The reindeer were stamping impatiently on the roof.

“I too must go,” said the Child, and abruptly he disappeared and was replaced by a youth, bearded, with green-tinted hair, flashing a beautiful smile and astride a motorcycle – Santa’s first impression that the structure was a motorcycle shed was correct. “I will do good this night in this guise, because like you I can take many forms and leave no signature. Good night, sweet elf!” And the Spirit vanished.

When Santa landed at the North Pole his elves were gathered outside his cottage, Mrs. Claus anxiously waiting at the door.

Snowy, the director of the Itinerary Department, stepped forward worriedly. “If I had a watch,” he said, “and if there were such a thing as time here, I would think you were a nanosecond late.

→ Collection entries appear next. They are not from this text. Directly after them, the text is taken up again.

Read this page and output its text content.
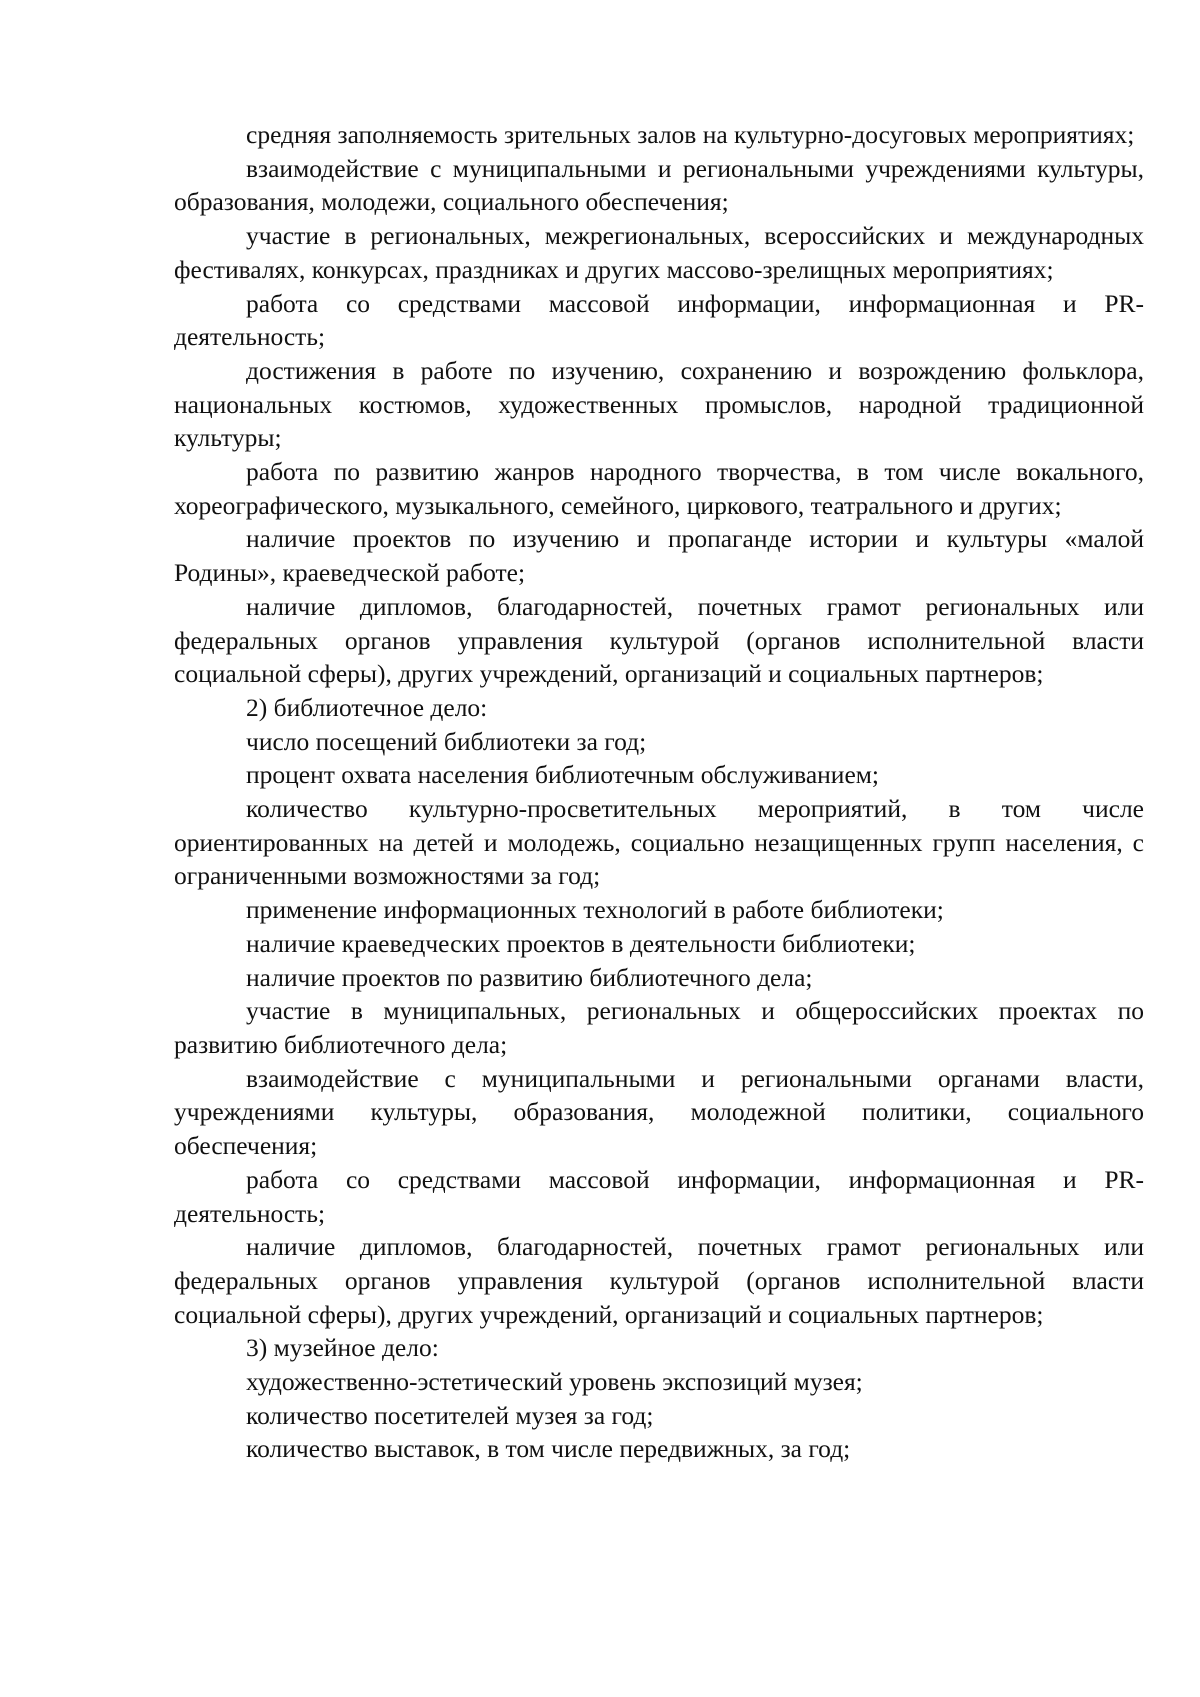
средняя заполняемость зрительных залов на культурно-досуговых мероприятиях;

взаимодействие с муниципальными и региональными учреждениями культуры, образования, молодежи, социального обеспечения;

участие в региональных, межрегиональных, всероссийских и международных фестивалях, конкурсах, праздниках и других массово-зрелищных мероприятиях;

работа со средствами массовой информации, информационная и PR-деятельность;

достижения в работе по изучению, сохранению и возрождению фольклора, национальных костюмов, художественных промыслов, народной традиционной культуры;

работа по развитию жанров народного творчества, в том числе вокального, хореографического, музыкального, семейного, циркового, театрального и других;

наличие проектов по изучению и пропаганде истории и культуры «малой Родины», краеведческой работе;

наличие дипломов, благодарностей, почетных грамот региональных или федеральных органов управления культурой (органов исполнительной власти социальной сферы), других учреждений, организаций и социальных партнеров;

2) библиотечное дело:

число посещений библиотеки за год;

процент охвата населения библиотечным обслуживанием;

количество культурно-просветительных мероприятий, в том числе ориентированных на детей и молодежь, социально незащищенных групп населения, с ограниченными возможностями за год;

применение информационных технологий в работе библиотеки;

наличие краеведческих проектов в деятельности библиотеки;

наличие проектов по развитию библиотечного дела;

участие в муниципальных, региональных и общероссийских проектах по развитию библиотечного дела;

взаимодействие с муниципальными и региональными органами власти, учреждениями культуры, образования, молодежной политики, социального обеспечения;

работа со средствами массовой информации, информационная и PR-деятельность;

наличие дипломов, благодарностей, почетных грамот региональных или федеральных органов управления культурой (органов исполнительной власти социальной сферы), других учреждений, организаций и социальных партнеров;

3) музейное дело:

художественно-эстетический уровень экспозиций музея;

количество посетителей музея за год;

количество выставок, в том числе передвижных, за год;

Did I make a mistake in planning?”

Chilly, chief of the Service Department said tremblingly: “I hope the sleigh didn’t break down?”

Said Icy, head of the Legal Department: “Whereas the return of Santa, party of the first part, was inexplicably delayed, his elves, party of the second part, did debate assembling and dispatching a search party …”

Santa left his reindeer with affectionate pats, and hugged Mrs. Claus, who hid her worry by scolding him for giving everyone a fright.

“Everything went just fine,” he reassured the elves. “The light in the sky made navigation even better than at other Christmases. Now let us all have a well-earned rest, for tomorrow we will be back at work. That is the joyful task of elves. We must make our toys.”